The striations inherent in the DIY-grade 3D printing process don’t bother me all that much, but I got some XTC-3D epoxy to see what I’ve been missing. The impressive scrap pile from the badge reel holder provided test pieces:

XTC-3D Epoxy - test pieces - holders
XTC-3D Epoxy – test pieces – holders

If I were serious, I’d figure out a better way to hold the parts. For now, I jammed a watch crab into the back and trapped the bezel on a watch holder, but … ick.

Weighing the components seems the least-awful way to get the small quantities I need. The instructions recommend 100:43 by weight of resin (A) : hardener (B):

XTC-3D Epoxy - weighing pan
XTC-3D Epoxy – weighing pan

For these tiny parts, 2 g + 0.9 g was way too much and 1 g + 0.4 g seemed entirely adequate. If you slowly drool resin into the pan, drool slightly less than half that much hardener, and it’ll be about as close as you can get. The hardener is much less viscous than the resin: drool carefully.

The stuff might be self-leveling on larger parts, but on these small surfaces it’s better (IMO) to dry-brush multiple layers: you can see thicker and thinner sections in the first picture. The recoat time runs about 1-½ h.

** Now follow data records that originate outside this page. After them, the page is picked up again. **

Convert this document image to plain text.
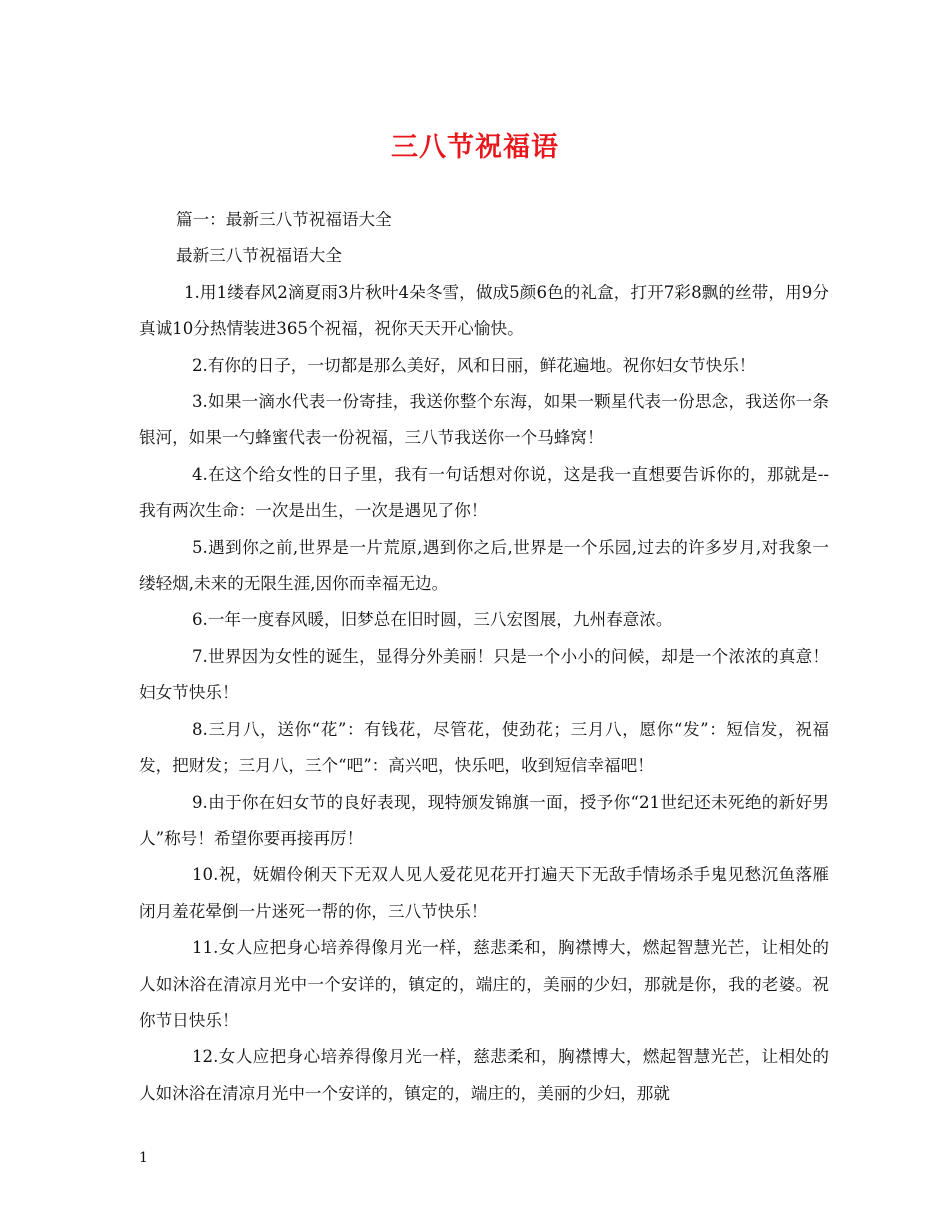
三八节祝福语

篇一：最新三八节祝福语大全

最新三八节祝福语大全

1.用1缕春风2滴夏雨3片秋叶4朵冬雪，做成5颜6色的礼盒，打开7彩8飘的丝带，用9分真诚10分热情装进365个祝福，祝你天天开心愉快。

2.有你的日子，一切都是那么美好，风和日丽，鲜花遍地。祝你妇女节快乐！

3.如果一滴水代表一份寄挂，我送你整个东海，如果一颗星代表一份思念，我送你一条银河，如果一勺蜂蜜代表一份祝福，三八节我送你一个马蜂窝！

4.在这个给女性的日子里，我有一句话想对你说，这是我一直想要告诉你的，那就是--我有两次生命：一次是出生，一次是遇见了你！

5.遇到你之前,世界是一片荒原,遇到你之后,世界是一个乐园,过去的许多岁月,对我象一缕轻烟,未来的无限生涯,因你而幸福无边。

6.一年一度春风暖，旧梦总在旧时圆，三八宏图展，九州春意浓。

7.世界因为女性的诞生，显得分外美丽！只是一个小小的问候，却是一个浓浓的真意！妇女节快乐！

8.三月八，送你“花”：有钱花，尽管花，使劲花；三月八，愿你“发”：短信发，祝福发，把财发；三月八，三个“吧”：高兴吧，快乐吧，收到短信幸福吧！

9.由于你在妇女节的良好表现，现特颁发锦旗一面，授予你“21世纪还未死绝的新好男人”称号！希望你要再接再厉！

10.祝，妩媚伶俐天下无双人见人爱花见花开打遍天下无敌手情场杀手鬼见愁沉鱼落雁闭月羞花晕倒一片迷死一帮的你，三八节快乐！

11.女人应把身心培养得像月光一样，慈悲柔和，胸襟博大，燃起智慧光芒，让相处的人如沐浴在清凉月光中一个安详的，镇定的，端庄的，美丽的少妇，那就是你，我的老婆。祝你节日快乐！

12.女人应把身心培养得像月光一样，慈悲柔和，胸襟博大，燃起智慧光芒，让相处的人如沐浴在清凉月光中一个安详的，镇定的，端庄的，美丽的少妇，那就

1
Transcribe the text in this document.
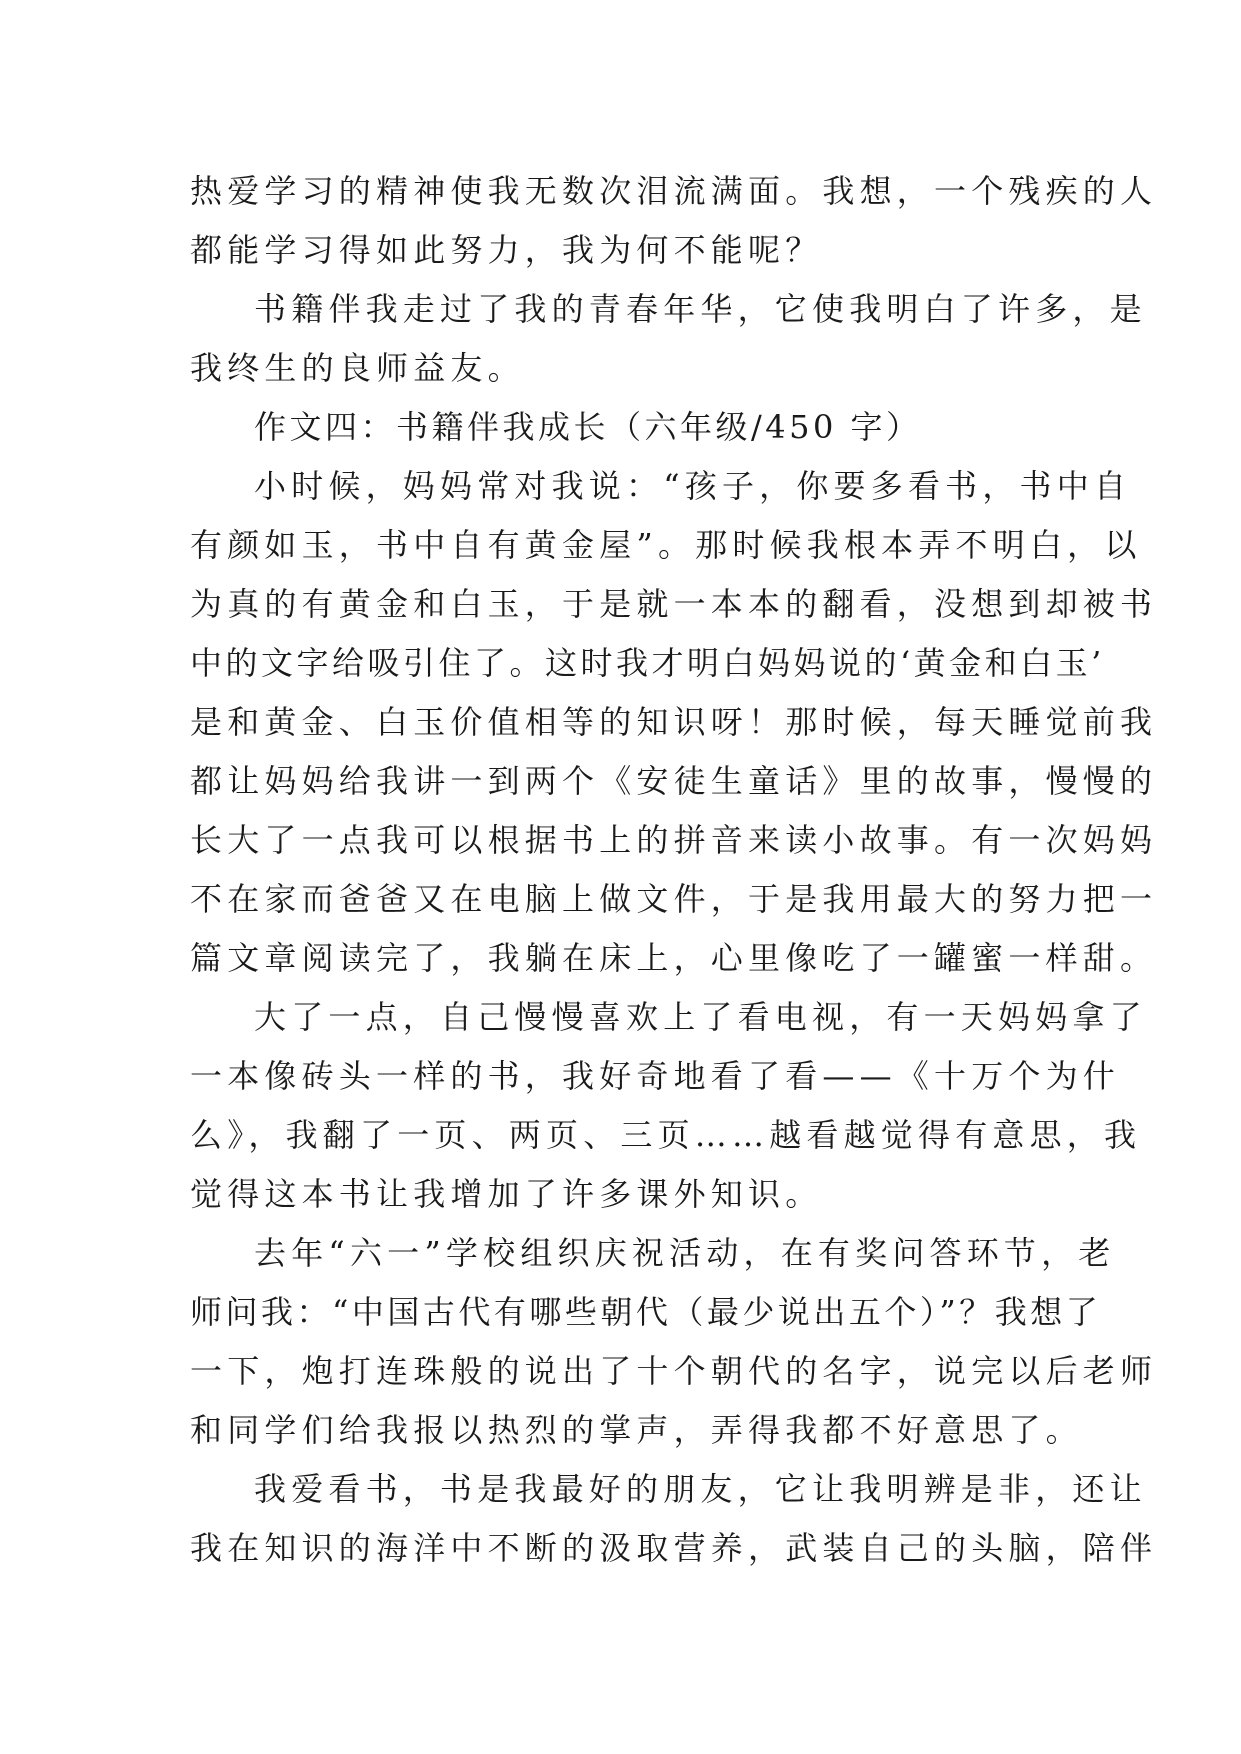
热爱学习的精神使我无数次泪流满面。我想，一个残疾的人
都能学习得如此努力，我为何不能呢？
书籍伴我走过了我的青春年华，它使我明白了许多，是
我终生的良师益友。
作文四：书籍伴我成长（六年级/450 字）
小时候，妈妈常对我说：“孩子，你要多看书，书中自
有颜如玉，书中自有黄金屋”。那时候我根本弄不明白，以
为真的有黄金和白玉，于是就一本本的翻看，没想到却被书
中的文字给吸引住了。这时我才明白妈妈说的‘黄金和白玉’
是和黄金、白玉价值相等的知识呀！那时候，每天睡觉前我
都让妈妈给我讲一到两个《安徒生童话》里的故事，慢慢的
长大了一点我可以根据书上的拼音来读小故事。有一次妈妈
不在家而爸爸又在电脑上做文件，于是我用最大的努力把一
篇文章阅读完了，我躺在床上，心里像吃了一罐蜜一样甜。
大了一点，自己慢慢喜欢上了看电视，有一天妈妈拿了
一本像砖头一样的书，我好奇地看了看——《十万个为什
么》，我翻了一页、两页、三页……越看越觉得有意思，我
觉得这本书让我增加了许多课外知识。
去年“六一”学校组织庆祝活动，在有奖问答环节，老
师问我：“中国古代有哪些朝代（最少说出五个）”？我想了
一下，炮打连珠般的说出了十个朝代的名字，说完以后老师
和同学们给我报以热烈的掌声，弄得我都不好意思了。
我爱看书，书是我最好的朋友，它让我明辨是非，还让
我在知识的海洋中不断的汲取营养，武装自己的头脑，陪伴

The instructions recommend acetone or denatured alcohol as a thinning agent, at 10 to 25% of the resin volume, with curing times up to 24 h. Alcohol seems less likely to produce Bad Results, because it won’t evaporate instantly. Neither will affect PETG, but if you’re using another plastic, keep its solvent list in mind.

I tried alcohol with a by-weight amounts around 0.7 : 0.3 : 0.3 g, obviously overshooting both the hardener and the alcohol by a few drops. The end result resembled thick water, brushed on easily, and penetrated the surface easily.

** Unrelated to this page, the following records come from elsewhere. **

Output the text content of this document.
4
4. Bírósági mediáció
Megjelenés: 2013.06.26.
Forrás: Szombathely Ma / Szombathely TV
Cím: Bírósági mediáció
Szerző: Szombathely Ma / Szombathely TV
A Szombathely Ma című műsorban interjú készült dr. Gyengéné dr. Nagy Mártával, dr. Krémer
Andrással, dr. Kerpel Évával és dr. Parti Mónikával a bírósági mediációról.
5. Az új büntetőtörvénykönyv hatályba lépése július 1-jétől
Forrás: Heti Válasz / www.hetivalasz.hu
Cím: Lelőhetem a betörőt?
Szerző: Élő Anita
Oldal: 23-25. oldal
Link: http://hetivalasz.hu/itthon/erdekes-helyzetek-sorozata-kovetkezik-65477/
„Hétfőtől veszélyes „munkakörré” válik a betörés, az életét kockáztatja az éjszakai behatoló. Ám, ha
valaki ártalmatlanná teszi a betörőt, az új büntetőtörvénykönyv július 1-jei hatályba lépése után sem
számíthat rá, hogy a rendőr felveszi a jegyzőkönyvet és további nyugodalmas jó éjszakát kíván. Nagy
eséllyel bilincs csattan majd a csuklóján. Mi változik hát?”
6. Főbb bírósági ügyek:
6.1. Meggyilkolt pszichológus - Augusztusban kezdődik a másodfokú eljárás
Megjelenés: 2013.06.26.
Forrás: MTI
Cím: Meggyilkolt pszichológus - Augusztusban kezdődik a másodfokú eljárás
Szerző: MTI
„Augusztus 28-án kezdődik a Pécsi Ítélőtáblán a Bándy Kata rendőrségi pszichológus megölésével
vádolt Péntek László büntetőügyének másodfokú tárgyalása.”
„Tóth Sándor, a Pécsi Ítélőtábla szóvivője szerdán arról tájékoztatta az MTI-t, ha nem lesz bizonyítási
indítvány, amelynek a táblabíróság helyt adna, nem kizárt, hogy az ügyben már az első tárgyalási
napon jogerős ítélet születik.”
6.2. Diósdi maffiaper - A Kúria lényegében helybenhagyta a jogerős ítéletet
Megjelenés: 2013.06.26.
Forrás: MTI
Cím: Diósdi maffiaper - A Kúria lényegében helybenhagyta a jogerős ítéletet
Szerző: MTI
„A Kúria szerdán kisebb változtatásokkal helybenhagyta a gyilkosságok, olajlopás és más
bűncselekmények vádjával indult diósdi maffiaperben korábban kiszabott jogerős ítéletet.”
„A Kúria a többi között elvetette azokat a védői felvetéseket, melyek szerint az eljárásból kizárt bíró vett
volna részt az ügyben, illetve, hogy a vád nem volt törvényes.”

A first coat of thinned epoxy should fill voids and unify the surface without changing the dimensions very much, with subsequent coats leveling the striations.

More pix after more layers and more curing …

6 thoughts on “XTC-3D Epoxy Coating

  1. I’ll be interested to see your results. I wonder if that isn’t just urethane resin, neatly packaged. Since they advertise their colorant das urethane tint. Would be interesting for those of us here on the other side of the pond who pay a premium on top of the premium. ;-)

    1. The MSDS says it’s epoxy and it definitely smells that way, but I don’t see anything particularly special about it. In fact, they mention that it’s slightly yellower than their “Tarbender” table-top-coating clear epoxy, although AFAICT it’s less yellow than ordinary “clear” epoxy.

  2. I’ve tried this product on a few of my parts and considering the effort, time required and final result, my takeaway was that there has to be a better way.

    1. Aye!

      If I were making presentation-quality art objects, rather than techie tchotchkies, I’d be more enthusiastic. Then again, I’d also need the manual skills required to create high-quality surface finishes, rather than my usual bash-to-fit, file-to-hide, skip-the-paint techniques.

  3. I’ve been playing around with epoxy coating some more lately. Ratio is actually 100:42, not that it matters. And an oven set to 170 F (the lowest mine will go) cures it fully in 15 minutes.